30. The other argument of the learned counsel for the respondent to the effect that the alleged irregularities committed by the respondent do not come within the definition of “grave misconduct” is also without any merit. Explanation (b) of Rule 8(5) of the General Conditions of the CCS Pension Rules provides that the expression “grave misconduct” includes certain acts, such as, communication or disclosure of any secret official code or password or any sketch, plan, model, article, note, document or information, as is mentioned in Section 5 of the Official Secret Act, 1923, but the said Explanation nowhere provides that any other action which affects the interest of the general public are not covered under the definition of “grave misconduct”. We are of the view that Explanation (b) under Rule 8(5) of the General Conditions of the CCS Pension Rules speaks about inclusion of certain acts and the said definition is not exclusive, but only suggestive and does not exclude those misconducts, which affect the interest of general public.
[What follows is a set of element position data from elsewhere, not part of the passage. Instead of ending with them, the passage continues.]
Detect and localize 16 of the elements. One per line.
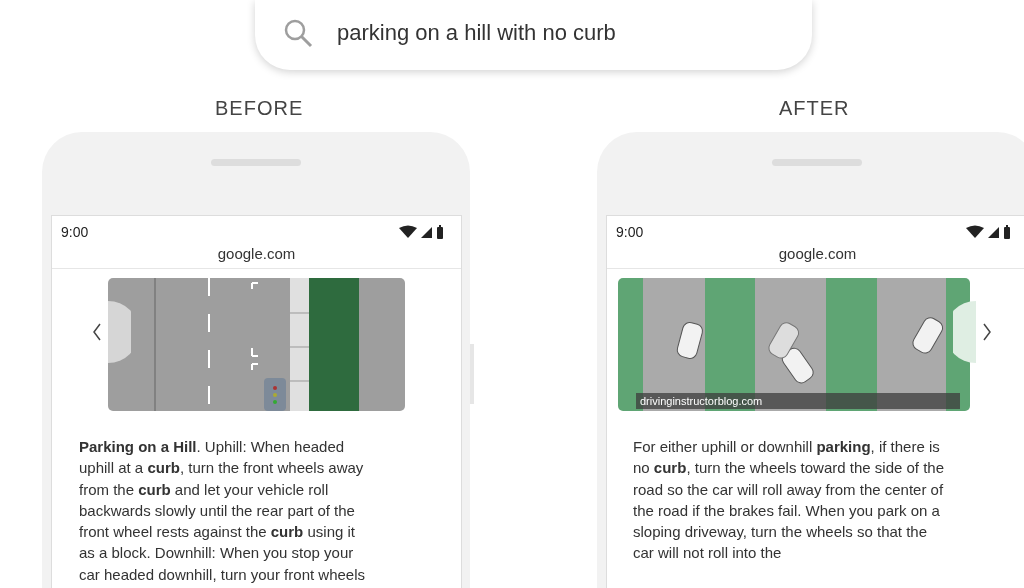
search-icon (283, 18, 313, 48)
image-source-caption: drivinginstructorblog.com (636, 393, 960, 409)
page-url: google.com (607, 242, 1024, 269)
search-field[interactable]: parking on a hill with no curb (255, 0, 812, 70)
status-icons (399, 225, 445, 239)
search-input[interactable]: parking on a hill with no curb (337, 20, 777, 46)
result-snippet: Parking on a Hill. Uphill: When headed uphill at a curb, turn the front wheels away from the curb and let your vehicle roll backwards slowly until the rear part of the front wheel rests against the curb using it as a block. Downhill: When you stop your car headed downhill, turn your front wheels (79, 437, 366, 585)
panel-heading: BEFORE (215, 96, 305, 121)
status-icons (966, 225, 1012, 239)
panel-heading: AFTER (779, 96, 851, 121)
result-snippet: For either uphill or downhill parking, if there is no curb, turn the wheels toward the side of the road so the car will roll away from the center of the road if the brakes fail. When you park on a sloping driveway, turn the wheels so that the car will not roll into the (633, 437, 945, 564)
page-url: google.com (52, 242, 461, 269)
previous-button[interactable] (91, 301, 131, 363)
status-time: 9:00 (616, 224, 644, 240)
next-button[interactable] (953, 301, 993, 363)
status-time: 9:00 (61, 224, 89, 240)
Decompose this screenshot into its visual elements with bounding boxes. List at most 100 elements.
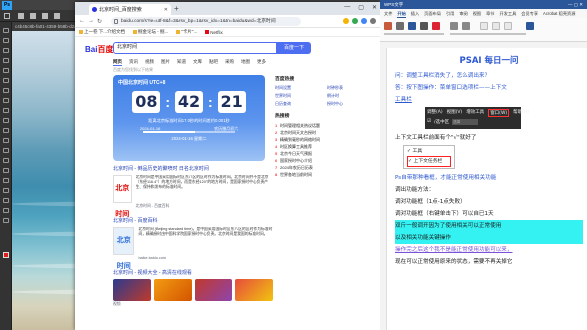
result-title-link[interactable]: 北京时间 - 百度百科 — [113, 217, 273, 224]
sidebar-link[interactable]: 授时中心 — [327, 101, 375, 107]
sidebar-link[interactable]: 日历查询 — [275, 101, 323, 107]
bookmark-item[interactable]: Netflix — [205, 30, 223, 35]
gradient-tool-icon[interactable] — [3, 138, 9, 143]
profile-avatar-icon[interactable] — [361, 18, 367, 24]
marquee-tool-icon[interactable] — [3, 38, 9, 43]
new-tab-icon[interactable]: + — [174, 4, 179, 13]
foreground-color-swatch[interactable] — [3, 252, 9, 258]
font-icon[interactable] — [396, 22, 404, 30]
home-icon[interactable] — [4, 13, 10, 19]
style-normal-icon[interactable] — [480, 22, 488, 30]
select-tool-icon[interactable] — [30, 13, 36, 19]
extension-puzzle-icon[interactable] — [352, 18, 358, 24]
tab-more[interactable]: 更多 — [257, 59, 266, 66]
minimize-button[interactable]: — — [344, 4, 350, 11]
video-thumbnail[interactable] — [153, 279, 192, 301]
tab-video[interactable]: 视频 — [145, 59, 154, 66]
paste-icon[interactable] — [384, 22, 392, 30]
video-thumbnail[interactable] — [235, 279, 273, 301]
healing-brush-icon[interactable] — [3, 88, 9, 93]
ps-document-tab[interactable]: c4b45c8b-fa01-4359-b58b-d2a4b ... — [12, 22, 80, 31]
result-thumbnail[interactable]: 北京时间 — [113, 175, 132, 218]
find-icon[interactable] — [526, 22, 534, 30]
sidebar-link[interactable]: 时间设置 — [275, 85, 323, 91]
pen-tool-icon[interactable] — [3, 168, 9, 173]
type-tool-icon[interactable] — [3, 178, 9, 183]
word-window-controls[interactable]: — ▢ ✕ — [568, 0, 583, 9]
result-source[interactable]: baike.baidu.com — [138, 256, 273, 260]
bold-icon[interactable] — [408, 22, 416, 30]
move-tool-icon[interactable] — [18, 13, 24, 19]
hot-item[interactable]: 2 北京时间天文台授时 — [275, 129, 375, 136]
result-title-link[interactable]: 北京时间 - 视频大全 - 高清在线观看 — [113, 269, 273, 276]
eyedropper-icon[interactable] — [3, 78, 9, 83]
sidebar-link[interactable]: 世界时间 — [275, 93, 323, 99]
result-source[interactable]: 北京时间 - 百度百科 — [136, 204, 273, 209]
reload-icon[interactable]: ↻ — [97, 18, 102, 25]
browser-tab[interactable]: 北京时间_百度搜索 ✕ — [89, 4, 171, 15]
beijing-time-card[interactable]: 中国北京时间 UTC+8 08 : 42 : 21 距离北京标准时间17.0秒的… — [113, 75, 265, 161]
shape-tool-icon[interactable] — [3, 198, 9, 203]
result-source[interactable]: 视频 — [113, 302, 273, 307]
path-select-icon[interactable] — [3, 188, 9, 193]
magic-wand-icon[interactable] — [3, 58, 9, 63]
address-bar[interactable]: baidu.com/s?ie=utf-8&f=3&rsv_bp=1&rsv_id… — [111, 17, 301, 26]
bookmark-item[interactable]: "卡片"... — [176, 29, 197, 35]
word-menu-item[interactable]: 引用 — [446, 9, 454, 18]
sidebar-link[interactable]: 倒计时 — [327, 93, 375, 99]
hot-item[interactable]: 1 时间管理相关热议话题 — [275, 122, 375, 129]
result-title-link[interactable]: 北京时间 - 倒品历史的聚喷时 日名北京时间 — [113, 165, 273, 172]
hand-tool-icon[interactable] — [3, 208, 9, 213]
word-menu-item[interactable]: 章节 — [486, 9, 494, 18]
italic-icon[interactable] — [420, 22, 428, 30]
result-thumbnail[interactable]: 北京时间 — [113, 227, 135, 270]
blur-tool-icon[interactable] — [3, 148, 9, 153]
word-menu-item[interactable]: 文件 — [384, 9, 392, 18]
word-menu-item[interactable]: 审阅 — [459, 9, 467, 18]
list-icon[interactable] — [462, 22, 470, 30]
tab-web[interactable]: 网页 — [113, 59, 122, 66]
tab-purchase[interactable]: 采购 — [225, 59, 234, 66]
align-icon[interactable] — [450, 22, 458, 30]
close-tab-icon[interactable]: ✕ — [164, 7, 168, 13]
tab-wenku[interactable]: 文库 — [193, 59, 202, 66]
menu-dots-icon[interactable] — [370, 18, 376, 24]
hot-item[interactable]: 4 时区换算工具推荐 — [275, 143, 375, 150]
maximize-button[interactable]: ▢ — [358, 4, 364, 11]
word-menu-item[interactable]: 插入 — [411, 9, 419, 18]
extension-star-icon[interactable] — [343, 18, 349, 24]
forward-icon[interactable]: → — [88, 18, 94, 24]
font-color-icon[interactable] — [432, 22, 440, 30]
word-page[interactable]: PSAI 每日一问 问：调整工具栏消失了，怎么调出来？ 答：按下图操作：菜单窗口… — [386, 48, 587, 330]
search-button[interactable]: 百度一下 — [277, 42, 311, 54]
align-tool-icon[interactable] — [42, 13, 48, 19]
word-menu-item[interactable]: 开始 — [397, 9, 406, 18]
eraser-tool-icon[interactable] — [3, 128, 9, 133]
word-menu-item[interactable]: 页面布局 — [424, 9, 441, 18]
video-thumbnail[interactable] — [113, 279, 151, 301]
baidu-logo[interactable]: Bai百度 — [85, 44, 113, 55]
transform-tool-icon[interactable] — [54, 13, 60, 19]
word-menu-item[interactable]: 开发工具 — [500, 9, 517, 18]
bookmark-item[interactable]: 掘金论坛 - 掘... — [133, 29, 168, 35]
hot-item[interactable]: 8 世界各地当前时间 — [275, 171, 375, 178]
tab-images[interactable]: 图片 — [161, 59, 170, 66]
hot-item[interactable]: 5 北京今日天气预报 — [275, 150, 375, 157]
clone-stamp-icon[interactable] — [3, 108, 9, 113]
history-brush-icon[interactable] — [3, 118, 9, 123]
back-icon[interactable]: ← — [79, 18, 85, 24]
tab-zhidao[interactable]: 知道 — [177, 59, 186, 66]
bookmark-item[interactable]: 上一卷 下...介绍文档 — [79, 29, 125, 35]
style-heading2-icon[interactable] — [504, 22, 512, 30]
brush-tool-icon[interactable] — [3, 98, 9, 103]
search-input[interactable]: 北京时间 — [113, 42, 277, 54]
hot-item[interactable]: 7 2024年农历日历表 — [275, 164, 375, 171]
crop-tool-icon[interactable] — [3, 68, 9, 73]
video-thumbnail[interactable] — [194, 279, 233, 301]
tab-map[interactable]: 地图 — [241, 59, 250, 66]
close-window-button[interactable]: ✕ — [372, 4, 377, 11]
hot-item[interactable]: 6 国家授时中心介绍 — [275, 157, 375, 164]
dodge-tool-icon[interactable] — [3, 158, 9, 163]
tab-news[interactable]: 资讯 — [129, 59, 138, 66]
word-menu-item[interactable]: Acrobat 稻壳资源 — [543, 9, 575, 18]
31. This Court, in the case of Union of India & Ors. Vs. P.K. Choudhury (supra), in paragraph 12, has observed that only those misconducts which affect the interest of the general public or security of the State pertaining to disclosure of secret information can be ground for invocation of power to deduct pension under Rule 9(1) of the Pension Rules, however, has not held that a case of “grave misconduct” includes only the communication or disclosure of any secret information. The interest of general public is always affected if illegal appointments are given in the public employment.
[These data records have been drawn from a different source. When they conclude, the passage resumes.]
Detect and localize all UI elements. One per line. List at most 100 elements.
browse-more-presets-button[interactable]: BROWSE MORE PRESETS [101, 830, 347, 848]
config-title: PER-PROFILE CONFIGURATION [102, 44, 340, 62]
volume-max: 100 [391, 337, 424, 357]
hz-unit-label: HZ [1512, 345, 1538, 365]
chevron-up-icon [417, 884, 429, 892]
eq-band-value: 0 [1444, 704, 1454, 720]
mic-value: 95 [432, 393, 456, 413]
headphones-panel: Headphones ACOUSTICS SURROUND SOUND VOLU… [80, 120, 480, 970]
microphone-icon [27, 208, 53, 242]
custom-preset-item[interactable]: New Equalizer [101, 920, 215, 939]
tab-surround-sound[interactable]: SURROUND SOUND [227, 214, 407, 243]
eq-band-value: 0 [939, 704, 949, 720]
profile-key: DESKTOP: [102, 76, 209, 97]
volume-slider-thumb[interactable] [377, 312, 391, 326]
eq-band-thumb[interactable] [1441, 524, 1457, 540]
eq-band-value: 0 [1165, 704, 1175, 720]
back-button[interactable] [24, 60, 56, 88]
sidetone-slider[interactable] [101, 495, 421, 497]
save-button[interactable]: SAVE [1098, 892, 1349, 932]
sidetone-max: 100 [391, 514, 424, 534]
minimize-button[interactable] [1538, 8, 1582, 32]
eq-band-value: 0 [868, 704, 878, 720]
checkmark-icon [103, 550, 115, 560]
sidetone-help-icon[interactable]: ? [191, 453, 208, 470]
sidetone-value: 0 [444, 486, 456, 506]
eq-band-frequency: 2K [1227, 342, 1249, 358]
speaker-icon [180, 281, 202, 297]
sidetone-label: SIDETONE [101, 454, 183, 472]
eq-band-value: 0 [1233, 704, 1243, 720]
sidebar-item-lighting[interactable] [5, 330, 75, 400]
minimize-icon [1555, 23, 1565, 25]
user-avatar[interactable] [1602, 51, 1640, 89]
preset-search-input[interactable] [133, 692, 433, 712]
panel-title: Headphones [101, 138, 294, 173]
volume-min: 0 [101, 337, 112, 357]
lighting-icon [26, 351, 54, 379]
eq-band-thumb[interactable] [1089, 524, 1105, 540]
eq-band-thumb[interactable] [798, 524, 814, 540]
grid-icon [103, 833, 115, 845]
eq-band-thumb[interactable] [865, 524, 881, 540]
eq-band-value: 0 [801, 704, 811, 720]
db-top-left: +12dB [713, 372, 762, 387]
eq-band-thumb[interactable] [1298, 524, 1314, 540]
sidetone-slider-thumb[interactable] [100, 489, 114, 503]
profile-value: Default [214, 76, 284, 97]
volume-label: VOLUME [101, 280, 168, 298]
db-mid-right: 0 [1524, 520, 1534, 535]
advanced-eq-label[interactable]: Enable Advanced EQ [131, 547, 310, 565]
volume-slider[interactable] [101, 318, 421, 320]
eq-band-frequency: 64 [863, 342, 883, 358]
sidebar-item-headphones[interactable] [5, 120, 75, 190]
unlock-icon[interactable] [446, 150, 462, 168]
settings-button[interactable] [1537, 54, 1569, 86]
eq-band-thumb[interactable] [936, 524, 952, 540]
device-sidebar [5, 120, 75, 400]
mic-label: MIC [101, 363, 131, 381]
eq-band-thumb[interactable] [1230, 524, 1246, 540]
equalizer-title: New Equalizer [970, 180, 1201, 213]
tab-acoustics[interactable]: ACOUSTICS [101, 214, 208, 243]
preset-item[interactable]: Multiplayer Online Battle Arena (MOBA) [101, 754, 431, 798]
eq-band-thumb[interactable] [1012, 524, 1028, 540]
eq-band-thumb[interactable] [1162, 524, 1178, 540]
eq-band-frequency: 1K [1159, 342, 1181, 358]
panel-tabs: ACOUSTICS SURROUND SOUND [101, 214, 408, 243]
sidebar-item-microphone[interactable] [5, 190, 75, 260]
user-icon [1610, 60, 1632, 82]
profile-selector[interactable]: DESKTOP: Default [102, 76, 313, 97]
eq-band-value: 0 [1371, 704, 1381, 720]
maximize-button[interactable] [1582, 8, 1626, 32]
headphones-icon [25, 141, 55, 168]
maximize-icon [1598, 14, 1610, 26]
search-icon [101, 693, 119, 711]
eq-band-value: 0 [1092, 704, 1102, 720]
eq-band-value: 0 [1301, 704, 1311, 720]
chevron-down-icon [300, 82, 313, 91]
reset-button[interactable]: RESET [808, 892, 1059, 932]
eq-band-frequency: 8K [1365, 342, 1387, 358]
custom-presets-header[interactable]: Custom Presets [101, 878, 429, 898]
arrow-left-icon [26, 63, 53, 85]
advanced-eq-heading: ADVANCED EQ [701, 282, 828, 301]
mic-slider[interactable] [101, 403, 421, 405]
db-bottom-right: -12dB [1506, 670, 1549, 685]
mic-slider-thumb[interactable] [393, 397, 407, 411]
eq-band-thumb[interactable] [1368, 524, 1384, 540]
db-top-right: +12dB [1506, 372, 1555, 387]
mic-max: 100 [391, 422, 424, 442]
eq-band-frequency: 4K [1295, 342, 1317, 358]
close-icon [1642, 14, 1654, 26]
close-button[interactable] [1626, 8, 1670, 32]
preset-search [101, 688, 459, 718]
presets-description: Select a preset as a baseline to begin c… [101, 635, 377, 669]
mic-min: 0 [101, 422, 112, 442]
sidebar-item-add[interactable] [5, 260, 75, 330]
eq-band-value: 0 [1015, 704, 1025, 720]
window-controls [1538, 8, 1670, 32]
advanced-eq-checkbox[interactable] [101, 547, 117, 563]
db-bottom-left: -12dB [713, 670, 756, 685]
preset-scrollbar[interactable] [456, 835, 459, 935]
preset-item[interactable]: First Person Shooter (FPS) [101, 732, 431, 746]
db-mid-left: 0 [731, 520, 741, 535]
32. So far as the other contention of the learned counsel for the respondent that for the purpose of appointment of GDS/BPMs merit cannot be the sole criteria, is concerned, we are of the view that such contention could be raised by the respondent during the course of enquiry and not at this stage and, as such, the judgment relied upon by the learned counsel for the respondent in the case of Smt. Kiran Singh (supra) is also of no help to the respondent.
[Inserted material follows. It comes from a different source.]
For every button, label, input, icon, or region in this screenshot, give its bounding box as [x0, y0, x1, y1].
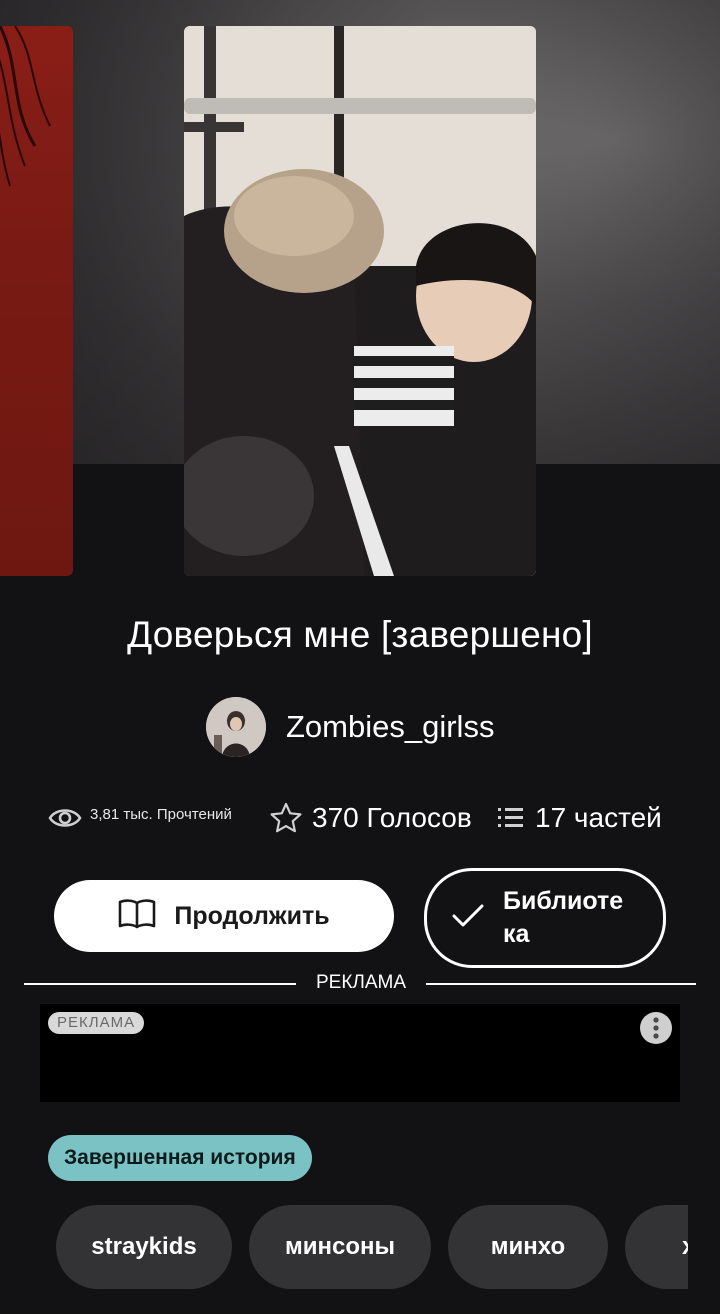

33. With regard to the other judgment relied upon by the learned counsel for the respondent in the case of P.V. Mahadevan (supra), we are of the view that the same is clearly distinguishable from the facts of the present case.

34. In view of the above discussion, we have no hesitation in holding that the learned CAT has erred in setting aside the Charge Memo dated 20.02.2015 issued against the respondent. Hence, the impugned order cannot sustained and the same is liable to be set aside.

35. In the result, the writ petition is allowed. The impugned order dated 07.11.2017, passed by the learned Central Administrative Tribunal (CAT), Guwahati Bench, Guwahati, in O.A. No. 040/00295/2015 is hereby set aside.

36. Writ petition stands disposed of. No order as to costs.